Kesehatan

Cegah Perkembangan Talasemia, Cordlife Hadirkan Laboratorium Medis Patologi Klinik untuk Skrining

JAKARTA – PT Cordlife Persada meluncurkan layanan Laboratorium Medis Patologi Klinik belum lama ini.

PT Cordlife Persada saat ini tak hanya sekali memberikan layanan untuk ibu serta anak, tetapi juga untuk keluarga. Di samping layanan penyimpanan darah tali pusat, laboratorium ini juga melayani skrining Talasemia yang sangat diperlukan di tempat Indonesia, mengingat Indonesia berada di sabuk Talasemia dunia dengan bilangan pembawa sifat genetik untuk Talasemia β semata mencapai 3%-10%.

Hal ini berarti sebanyak 8-22 jt penduduk Indonesia mengakibatkan sifat genetik Talasemia lalu berpotensi menurunkannya untuk anak-anak mereka.

Dokter Umum dan juga Project Manager Officer Laboratorium Medis Cordlife Persada dr. Meriana Virtin menjelaskan, Talasemia merupakan kelainan darah bawaan yang menyebabkan tubuh tidaklah dapat memproduksi hemoglobin dengan baik. Hemoglobin sendiri bertugas untuk mengikat oksigen agar mampu dibawa ke seluruh tubuh oleh sel darah merah.

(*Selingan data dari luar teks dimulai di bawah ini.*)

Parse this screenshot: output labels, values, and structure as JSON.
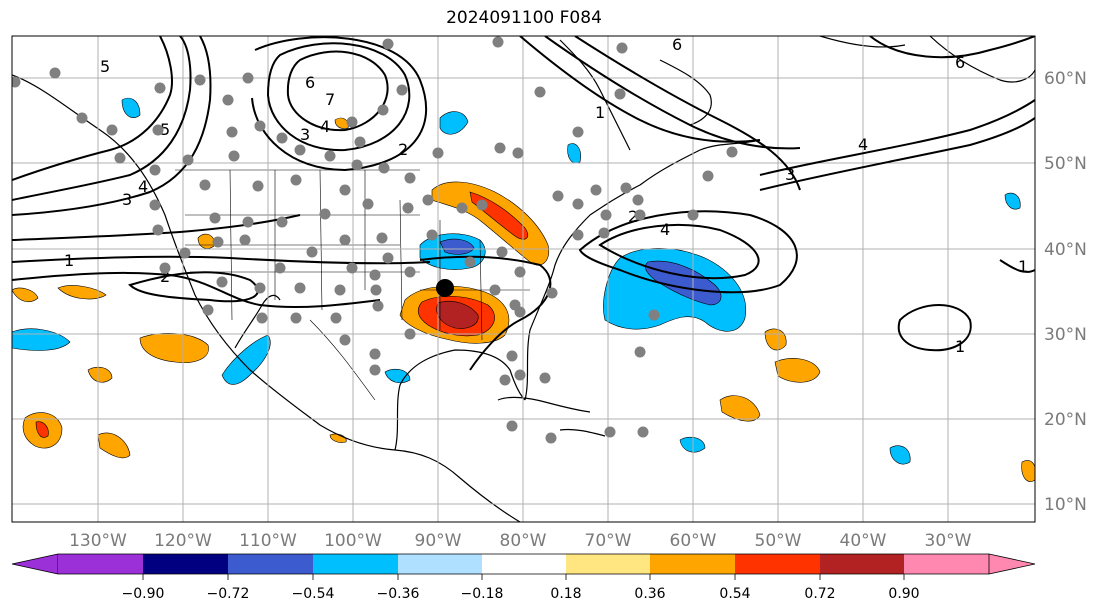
{
  "title": "2024091100 F084",
  "lon_labels": [
    "130°W",
    "120°W",
    "110°W",
    "100°W",
    "90°W",
    "80°W",
    "70°W",
    "60°W",
    "50°W",
    "40°W",
    "30°W"
  ],
  "lat_labels": [
    "60°N",
    "50°N",
    "40°N",
    "30°N",
    "20°N",
    "10°N"
  ],
  "colorbar": {
    "colors": [
      "#9b30d8",
      "#000080",
      "#3b5bcf",
      "#00bfff",
      "#b0e0ff",
      "#ffffff",
      "#ffe680",
      "#ffa500",
      "#ff3300",
      "#b22222",
      "#ff88b0"
    ],
    "ticks": [
      "−0.90",
      "−0.72",
      "−0.54",
      "−0.36",
      "−0.18",
      "0.18",
      "0.36",
      "0.54",
      "0.72",
      "0.90"
    ]
  },
  "contour_labels": [
    "6",
    "4",
    "2",
    "1",
    "3",
    "4",
    "5",
    "6",
    "7",
    "3",
    "1",
    "1",
    "4",
    "2",
    "3",
    "4",
    "5",
    "6",
    "2",
    "1"
  ],
  "marker": {
    "label": "storm-center"
  }
}
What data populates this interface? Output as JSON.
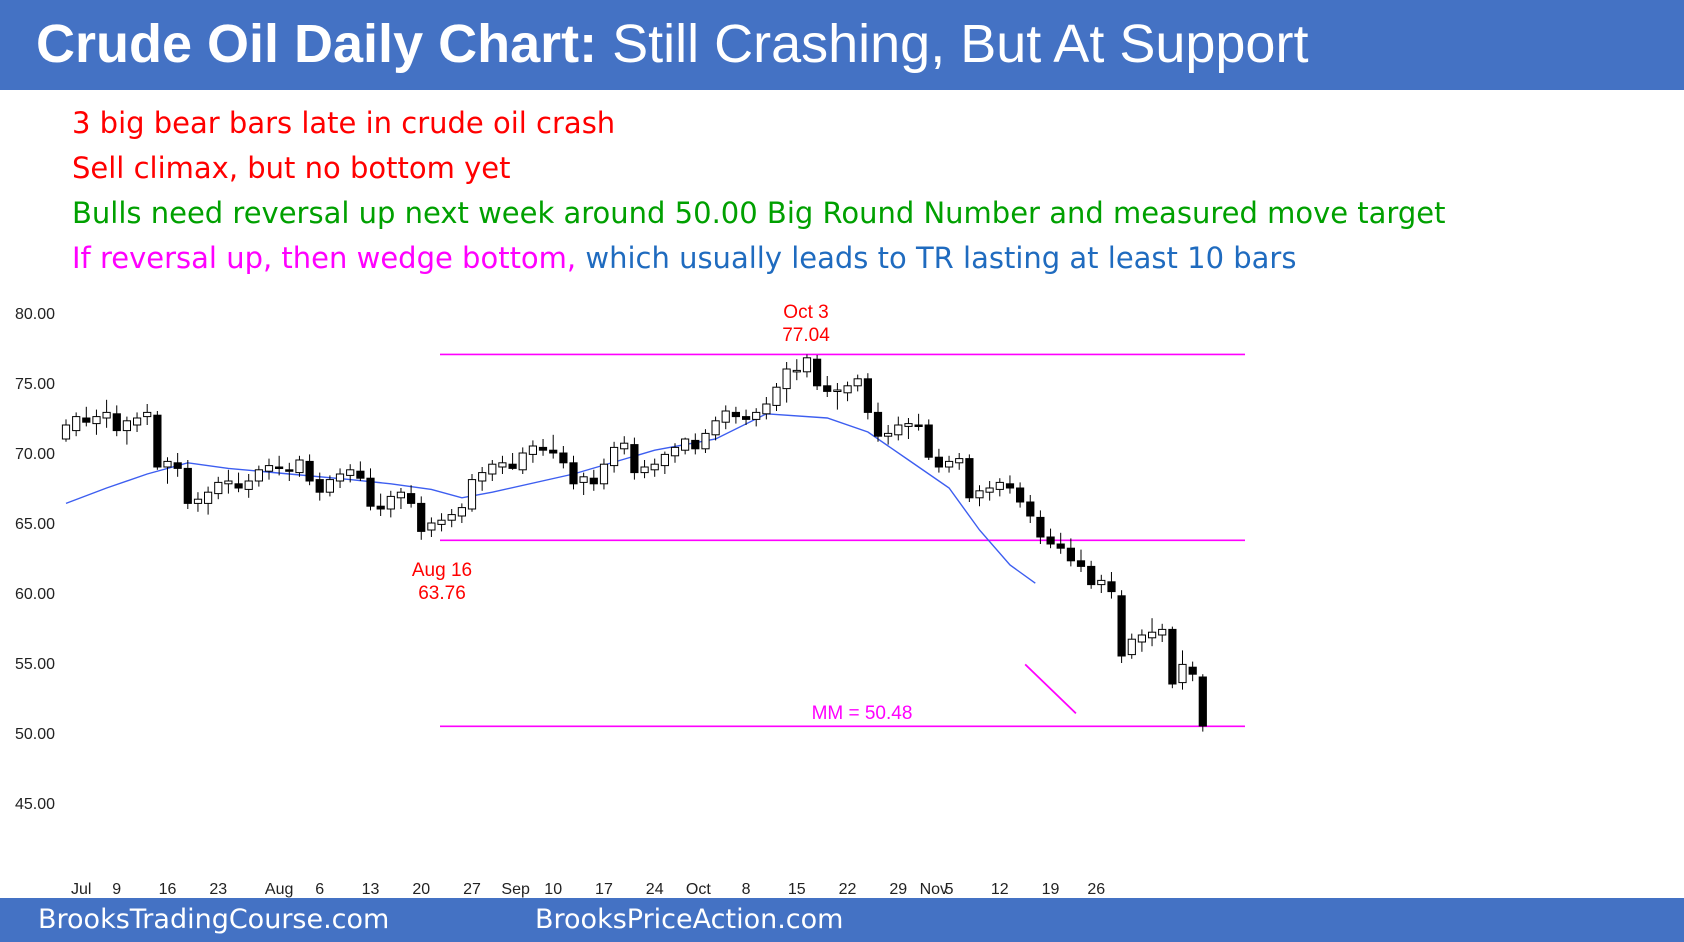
{
  "header": {
    "title_bold": "Crude Oil Daily Chart:",
    "title_rest": " Still Crashing, But At Support"
  },
  "notes": [
    {
      "text": "3 big bear bars late in crude oil crash",
      "color": "#ff0000"
    },
    {
      "text": "Sell climax, but no bottom yet",
      "color": "#ff0000"
    },
    {
      "text": "Bulls need reversal up next week around 50.00 Big Round Number and measured move target",
      "color": "#00a000"
    },
    {
      "text": "If reversal up, then wedge bottom,",
      "color": "#ff00ff"
    },
    {
      "text": " which usually leads to TR lasting at least 10 bars",
      "color": "#1f6bbf"
    }
  ],
  "footer": {
    "left": "BrooksTradingCourse.com",
    "right": "BrooksPriceAction.com"
  },
  "chart_data": {
    "type": "candlestick",
    "ylim": [
      41,
      82
    ],
    "y_ticks": [
      "80.00",
      "75.00",
      "70.00",
      "65.00",
      "60.00",
      "55.00",
      "50.00",
      "45.00"
    ],
    "x_tick_labels": [
      "Jul",
      "9",
      "16",
      "23",
      "Aug",
      "6",
      "13",
      "20",
      "27",
      "Sep",
      "10",
      "17",
      "24",
      "Oct",
      "8",
      "15",
      "22",
      "29",
      "Nov",
      "5",
      "12",
      "19",
      "26"
    ],
    "x_tick_bar_index": [
      1.5,
      5,
      10,
      15,
      21,
      25,
      30,
      35,
      40,
      44.3,
      48,
      53,
      58,
      62.3,
      67,
      72,
      77,
      82,
      85.5,
      87,
      92,
      97,
      101.5
    ],
    "candles": [
      {
        "o": 71.0,
        "h": 72.4,
        "l": 70.8,
        "c": 72.0
      },
      {
        "o": 71.6,
        "h": 72.9,
        "l": 71.2,
        "c": 72.6
      },
      {
        "o": 72.5,
        "h": 73.3,
        "l": 71.9,
        "c": 72.2
      },
      {
        "o": 72.1,
        "h": 73.1,
        "l": 71.3,
        "c": 72.6
      },
      {
        "o": 72.5,
        "h": 73.8,
        "l": 71.8,
        "c": 72.9
      },
      {
        "o": 72.8,
        "h": 73.4,
        "l": 71.2,
        "c": 71.6
      },
      {
        "o": 71.6,
        "h": 72.6,
        "l": 70.6,
        "c": 72.3
      },
      {
        "o": 72.0,
        "h": 72.9,
        "l": 71.5,
        "c": 72.5
      },
      {
        "o": 72.6,
        "h": 73.5,
        "l": 72.0,
        "c": 72.9
      },
      {
        "o": 72.7,
        "h": 73.0,
        "l": 68.8,
        "c": 69.0
      },
      {
        "o": 69.0,
        "h": 69.7,
        "l": 67.8,
        "c": 69.4
      },
      {
        "o": 69.3,
        "h": 70.0,
        "l": 68.3,
        "c": 68.9
      },
      {
        "o": 68.9,
        "h": 69.5,
        "l": 66.0,
        "c": 66.4
      },
      {
        "o": 66.4,
        "h": 67.2,
        "l": 65.8,
        "c": 66.7
      },
      {
        "o": 66.4,
        "h": 67.6,
        "l": 65.6,
        "c": 67.2
      },
      {
        "o": 67.1,
        "h": 68.3,
        "l": 66.7,
        "c": 67.9
      },
      {
        "o": 67.8,
        "h": 68.8,
        "l": 67.1,
        "c": 68.0
      },
      {
        "o": 67.8,
        "h": 68.6,
        "l": 67.2,
        "c": 67.5
      },
      {
        "o": 67.4,
        "h": 68.5,
        "l": 66.8,
        "c": 68.0
      },
      {
        "o": 68.0,
        "h": 69.1,
        "l": 67.6,
        "c": 68.8
      },
      {
        "o": 68.7,
        "h": 69.6,
        "l": 68.1,
        "c": 69.1
      },
      {
        "o": 69.0,
        "h": 69.8,
        "l": 68.4,
        "c": 68.9
      },
      {
        "o": 68.8,
        "h": 69.3,
        "l": 68.0,
        "c": 68.7
      },
      {
        "o": 68.6,
        "h": 69.8,
        "l": 68.3,
        "c": 69.5
      },
      {
        "o": 69.4,
        "h": 69.9,
        "l": 67.7,
        "c": 68.0
      },
      {
        "o": 68.1,
        "h": 68.6,
        "l": 66.6,
        "c": 67.2
      },
      {
        "o": 67.2,
        "h": 68.4,
        "l": 66.9,
        "c": 68.1
      },
      {
        "o": 68.0,
        "h": 68.9,
        "l": 67.5,
        "c": 68.5
      },
      {
        "o": 68.4,
        "h": 69.2,
        "l": 67.9,
        "c": 68.8
      },
      {
        "o": 68.7,
        "h": 69.4,
        "l": 68.0,
        "c": 68.2
      },
      {
        "o": 68.2,
        "h": 68.9,
        "l": 65.9,
        "c": 66.2
      },
      {
        "o": 66.2,
        "h": 67.1,
        "l": 65.5,
        "c": 66.0
      },
      {
        "o": 66.0,
        "h": 67.3,
        "l": 65.4,
        "c": 66.9
      },
      {
        "o": 66.8,
        "h": 67.5,
        "l": 66.0,
        "c": 67.2
      },
      {
        "o": 67.1,
        "h": 67.7,
        "l": 66.1,
        "c": 66.4
      },
      {
        "o": 66.4,
        "h": 66.9,
        "l": 63.8,
        "c": 64.4
      },
      {
        "o": 64.5,
        "h": 65.4,
        "l": 64.0,
        "c": 65.0
      },
      {
        "o": 64.9,
        "h": 65.7,
        "l": 64.4,
        "c": 65.2
      },
      {
        "o": 65.2,
        "h": 66.0,
        "l": 64.7,
        "c": 65.6
      },
      {
        "o": 65.5,
        "h": 66.4,
        "l": 65.0,
        "c": 66.1
      },
      {
        "o": 66.0,
        "h": 68.5,
        "l": 65.8,
        "c": 68.1
      },
      {
        "o": 68.0,
        "h": 69.0,
        "l": 67.3,
        "c": 68.6
      },
      {
        "o": 68.5,
        "h": 69.5,
        "l": 68.0,
        "c": 69.2
      },
      {
        "o": 69.0,
        "h": 69.8,
        "l": 68.5,
        "c": 69.3
      },
      {
        "o": 69.2,
        "h": 70.0,
        "l": 68.8,
        "c": 68.9
      },
      {
        "o": 68.8,
        "h": 70.4,
        "l": 68.5,
        "c": 70.0
      },
      {
        "o": 69.9,
        "h": 70.9,
        "l": 69.3,
        "c": 70.5
      },
      {
        "o": 70.4,
        "h": 71.0,
        "l": 69.8,
        "c": 70.2
      },
      {
        "o": 70.2,
        "h": 71.3,
        "l": 69.6,
        "c": 70.0
      },
      {
        "o": 70.0,
        "h": 70.5,
        "l": 68.9,
        "c": 69.3
      },
      {
        "o": 69.3,
        "h": 69.8,
        "l": 67.4,
        "c": 67.8
      },
      {
        "o": 67.9,
        "h": 68.6,
        "l": 67.0,
        "c": 68.3
      },
      {
        "o": 68.2,
        "h": 68.8,
        "l": 67.3,
        "c": 67.8
      },
      {
        "o": 67.8,
        "h": 69.6,
        "l": 67.4,
        "c": 69.2
      },
      {
        "o": 69.1,
        "h": 70.8,
        "l": 68.6,
        "c": 70.4
      },
      {
        "o": 70.3,
        "h": 71.2,
        "l": 69.9,
        "c": 70.7
      },
      {
        "o": 70.6,
        "h": 71.1,
        "l": 68.1,
        "c": 68.6
      },
      {
        "o": 68.6,
        "h": 69.5,
        "l": 68.2,
        "c": 69.0
      },
      {
        "o": 68.8,
        "h": 69.6,
        "l": 68.3,
        "c": 69.2
      },
      {
        "o": 69.1,
        "h": 70.1,
        "l": 68.5,
        "c": 69.9
      },
      {
        "o": 69.8,
        "h": 70.7,
        "l": 69.3,
        "c": 70.4
      },
      {
        "o": 70.2,
        "h": 71.1,
        "l": 69.9,
        "c": 71.0
      },
      {
        "o": 70.9,
        "h": 71.4,
        "l": 69.9,
        "c": 70.3
      },
      {
        "o": 70.3,
        "h": 71.7,
        "l": 70.0,
        "c": 71.4
      },
      {
        "o": 71.3,
        "h": 72.6,
        "l": 70.9,
        "c": 72.3
      },
      {
        "o": 72.2,
        "h": 73.4,
        "l": 71.7,
        "c": 73.0
      },
      {
        "o": 72.9,
        "h": 73.3,
        "l": 72.1,
        "c": 72.6
      },
      {
        "o": 72.6,
        "h": 73.1,
        "l": 72.0,
        "c": 72.4
      },
      {
        "o": 72.4,
        "h": 73.2,
        "l": 71.9,
        "c": 72.9
      },
      {
        "o": 72.8,
        "h": 74.0,
        "l": 72.4,
        "c": 73.5
      },
      {
        "o": 73.4,
        "h": 75.0,
        "l": 73.0,
        "c": 74.7
      },
      {
        "o": 74.6,
        "h": 76.5,
        "l": 73.6,
        "c": 76.0
      },
      {
        "o": 75.9,
        "h": 76.7,
        "l": 75.2,
        "c": 75.9
      },
      {
        "o": 75.8,
        "h": 77.04,
        "l": 75.4,
        "c": 76.8
      },
      {
        "o": 76.7,
        "h": 77.0,
        "l": 74.5,
        "c": 74.8
      },
      {
        "o": 74.8,
        "h": 75.5,
        "l": 74.0,
        "c": 74.4
      },
      {
        "o": 74.4,
        "h": 75.0,
        "l": 73.1,
        "c": 74.5
      },
      {
        "o": 74.3,
        "h": 75.1,
        "l": 73.7,
        "c": 74.8
      },
      {
        "o": 74.8,
        "h": 75.6,
        "l": 74.4,
        "c": 75.3
      },
      {
        "o": 75.3,
        "h": 75.7,
        "l": 72.4,
        "c": 72.9
      },
      {
        "o": 72.9,
        "h": 73.6,
        "l": 70.8,
        "c": 71.2
      },
      {
        "o": 71.2,
        "h": 72.0,
        "l": 70.6,
        "c": 71.4
      },
      {
        "o": 71.3,
        "h": 72.6,
        "l": 70.9,
        "c": 72.0
      },
      {
        "o": 71.9,
        "h": 72.5,
        "l": 71.0,
        "c": 72.1
      },
      {
        "o": 72.0,
        "h": 72.8,
        "l": 71.6,
        "c": 71.9
      },
      {
        "o": 72.0,
        "h": 72.4,
        "l": 69.5,
        "c": 69.7
      },
      {
        "o": 69.7,
        "h": 70.3,
        "l": 68.6,
        "c": 69.0
      },
      {
        "o": 69.0,
        "h": 69.8,
        "l": 68.6,
        "c": 69.4
      },
      {
        "o": 69.3,
        "h": 70.0,
        "l": 68.8,
        "c": 69.6
      },
      {
        "o": 69.6,
        "h": 69.9,
        "l": 66.5,
        "c": 66.8
      },
      {
        "o": 66.8,
        "h": 67.7,
        "l": 66.2,
        "c": 67.3
      },
      {
        "o": 67.2,
        "h": 68.0,
        "l": 66.6,
        "c": 67.5
      },
      {
        "o": 67.4,
        "h": 68.2,
        "l": 66.9,
        "c": 67.9
      },
      {
        "o": 67.8,
        "h": 68.4,
        "l": 67.1,
        "c": 67.5
      },
      {
        "o": 67.5,
        "h": 67.9,
        "l": 66.1,
        "c": 66.5
      },
      {
        "o": 66.5,
        "h": 67.0,
        "l": 65.0,
        "c": 65.5
      },
      {
        "o": 65.4,
        "h": 65.9,
        "l": 63.5,
        "c": 64.0
      },
      {
        "o": 64.0,
        "h": 64.6,
        "l": 63.2,
        "c": 63.5
      },
      {
        "o": 63.5,
        "h": 64.3,
        "l": 62.8,
        "c": 63.2
      },
      {
        "o": 63.2,
        "h": 63.9,
        "l": 61.9,
        "c": 62.3
      },
      {
        "o": 62.3,
        "h": 63.1,
        "l": 61.5,
        "c": 61.9
      },
      {
        "o": 61.9,
        "h": 62.3,
        "l": 60.3,
        "c": 60.6
      },
      {
        "o": 60.6,
        "h": 61.3,
        "l": 60.0,
        "c": 60.9
      },
      {
        "o": 60.8,
        "h": 61.5,
        "l": 59.6,
        "c": 60.1
      },
      {
        "o": 59.8,
        "h": 60.2,
        "l": 55.0,
        "c": 55.5
      },
      {
        "o": 55.6,
        "h": 57.1,
        "l": 55.3,
        "c": 56.7
      },
      {
        "o": 56.5,
        "h": 57.4,
        "l": 55.8,
        "c": 57.0
      },
      {
        "o": 56.8,
        "h": 58.2,
        "l": 56.2,
        "c": 57.2
      },
      {
        "o": 57.0,
        "h": 57.8,
        "l": 56.5,
        "c": 57.4
      },
      {
        "o": 57.4,
        "h": 57.6,
        "l": 53.2,
        "c": 53.5
      },
      {
        "o": 53.6,
        "h": 55.9,
        "l": 53.1,
        "c": 54.9
      },
      {
        "o": 54.7,
        "h": 55.1,
        "l": 53.7,
        "c": 54.2
      },
      {
        "o": 54.0,
        "h": 54.2,
        "l": 50.1,
        "c": 50.5
      }
    ],
    "ema_20": [
      66.4,
      67.5,
      68.5,
      69.3,
      68.9,
      68.5,
      68.1,
      67.8,
      67.4,
      66.8,
      67.2,
      68.5,
      70.2,
      71.0,
      72.8,
      72.5,
      71.5,
      69.5,
      67.5,
      64.5,
      62.0,
      60.7
    ],
    "ema_bar_index": [
      0,
      4,
      8,
      12,
      16,
      22,
      28,
      32,
      36,
      39,
      42,
      50,
      58,
      64,
      69,
      75,
      79,
      83,
      87,
      90,
      93,
      95.5
    ],
    "annotations": [
      {
        "label_top": "Oct 3",
        "label_bottom": "77.04",
        "y": 77.04,
        "color": "#ff0000"
      },
      {
        "label_top": "Aug 16",
        "label_bottom": "63.76",
        "y": 63.76,
        "color": "#ff0000"
      },
      {
        "label": "MM = 50.48",
        "y": 50.48,
        "color": "#ff00ff"
      }
    ],
    "horizontal_lines": [
      77.04,
      63.76,
      50.48
    ],
    "wedge_line": {
      "from_bar": 94.5,
      "from_y": 54.9,
      "to_bar": 99.5,
      "to_y": 51.4
    },
    "colors": {
      "bear": "#000000",
      "bull": "#ffffff",
      "ema": "#3d5ef0",
      "hline": "#ff00ff"
    }
  }
}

“Salah satu gejala utama yang dialami oleh pasien dengan Talasemia adalah anemia, suatu kondisi di area mana kadar hemoglobin di dalam pada tubuh tambahan rendah daripada normal. Pasien dengan Talasemia berat harus menjalani transfusi darah secara berkala untuk masih menjaga kadar hemoglobin di dalam pada tubuhnya agar masih pada batas normal,” terangnya.

Dokter Meriana Virtin menambahkan, Talasemia adalah kondisi yang digunakan diturunkan ketika kedua orang tua merupakan pembawa sifat genetik Talasemia. Dan rutin kali, kedua orang tua yang digunakan merupakan pembawa sifat genetik, baru mengetahui bahwa dirinya menyebabkan kelainan genetik Talasemia pasca memiliki anak dengan Talasemia.

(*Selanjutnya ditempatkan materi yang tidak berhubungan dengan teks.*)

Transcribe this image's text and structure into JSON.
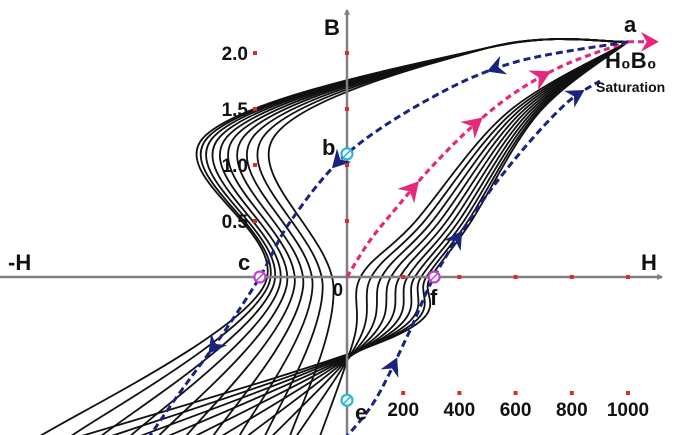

“Penyakit ini tentunya bisa jadi mendapatkan penanganan cepat melalui deteksi dini, dan juga melakukan pemeriksaan riwayat penyakit keluarga yang anemia atau pasien Talasemia,” katanya.

Tanda juga gejala Talasemia di area antaranya lemas, mudah lelah, dermis pucat atau kekuningan, kelainan bentuk tulang wajah, peningkatan yang digunakan lambat, pembengkakan pada perut, juga urin berwarna gelap. Jika dibiarkan di waktu lama, maka dapat terjadi komplikasi seperti penumpukan zat besi dalam di tubuh akibat transfusi yang tersebut rutin dilakukan.

Dalam perjalanan penyakitnya, pasien dengan Talasemia dapat mengalami kelainan bentuk tulang, pembesaran limpa, gangguan pertumbuhan, kemudian hambatan jantung. Hal ini tentunya akan sangat menurunkan kualitas hidup seseorang anak.

Itu sebabnya, sangat penting untuk meningkatkan kesadaran akan Talasemia. Apalagi Indonesia merupakan negara yang dimaksud berada di tempat sabuk Talasemia, sebutan bagi negara-negara dengan jumlah agregat orang pembawa gen Talasemia yang tersebut tinggi.